If we do not predetermine what we test and how we test the Business Intelligence system, then this testing process can be very time consuming.
BI allows flexible reporting
Precisely because Business Intelligence allows flexible reporting, we are initially tempted to test all possible combinations of indicators and dimensions. What we forget is that, even in small Business Intelligence systems with for example ten indicators that are linked to eight dimensions, the number of possible combinations can reach ten million!
Not all combinations can be tested
It is clear that it is not possible to test all these combinations separately. For this reason, it is wise to determine beforehand what combinations must be tested. Creating a thorough test plan that includes a sophisticated test strategy, different testing scenarios and concrete test cases, is important in order to actually round off Business Intelligence projects. It enables us to perform qualitative tests, yet in a pragmatic manner.
Large amounts of data
While testing it is not sensible to start using large amounts of data, simply because it is time consuming: loading a month’s data into the data warehouse, for example, can take several hours. If we discover crucial errors (during testing), all data will needs to be reloaded – after the error has been resolved –, which again takes time.

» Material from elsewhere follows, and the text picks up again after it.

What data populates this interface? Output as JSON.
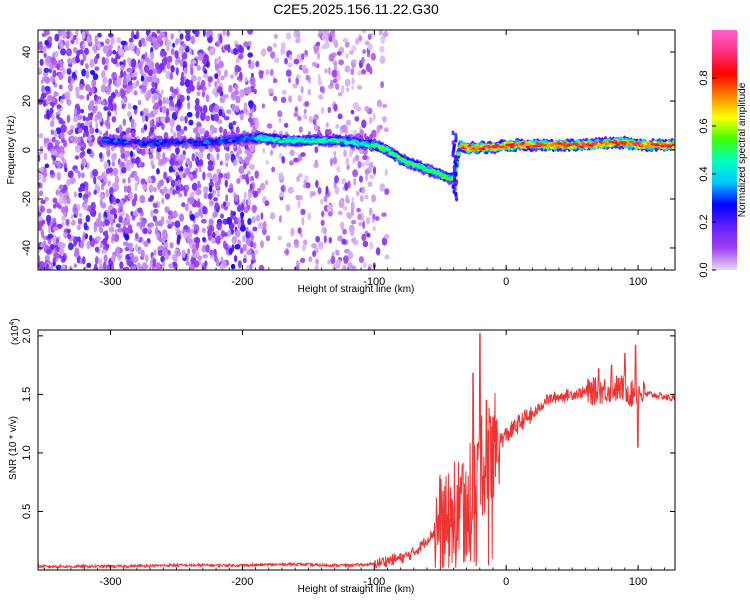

Start with a small test set
All in all, it is better to start with a small ‘restricted’ test set to save time on the loading and reloading of data. Generally, the major errors will surface and they can be solved quickly. Once these major errors are resolved, we can load larger test sets in order to run performance tests.
Figures might differ from the general ledger
It is quite possible that the acceptance test shows that there are differences between the figures in the Business Intelligence system and those in the general ledger, for example. It often happens that the revenue, for instance, does not exactly match.
Adjust the data warehouse and rerun the tests
While analyzing the loading processes in the data warehouse, we may conclude that these processes have not been developed in accordance with the specifications in both the functional and the technical design. If this is the case, we ‘simply’ adjust the data warehouse and repeat the test.
Open up the interface to the general ledger
However, it is also possible that the load processes are fine and do match the specifications. In that case, we must ‘open up’ the interface between the source system and the general ledger, which may be very interesting! We may discover that the interface – for some reason – does not include certain transactions, or that revenues are manually booked or corrected in the general ledger, outside the operational source system. In short: testing the data warehouse and the Business Intelligence system is difficult.
Additional budget sometimes needed
Therefore reserving additional budget in the planning is to be recommended in case the Business Intelligence system has to be (re-)aligned with other systems such as the general ledger.
When the BI system is rejected
At the end of the testing phase, the users either reject or accept the Business Intelligence system giving reasons either way. The BI system may be rejected due to crucial errors such as incorrect figures, poor performance, poor data quality, poorly designed reports or the fact that the system does not meet the criteria for maintainability and scalability. If the system is rejected, we will need to return to an earlier stage of the project. Which stage that is depends on the reason for rejection.
Go back to the drawing board
In some cases, it is even necessary to go back to the drawing board in order to revise the blueprint. In any case, we will need to carry out a thorough evaluation. Lastly, if only a few –less crucial – key performance indicators are not yet correct, it is wise to persuade the users into at least accepting parts of the Business Intelligence system. This prevents us from remaining in the test phase for weeks on end without the BI system being put into production. However, if we do this, we must be a hundred percent sure that the indicators we do accept are in fact correct and that there are no fundamental errors in the Business Intelligence system.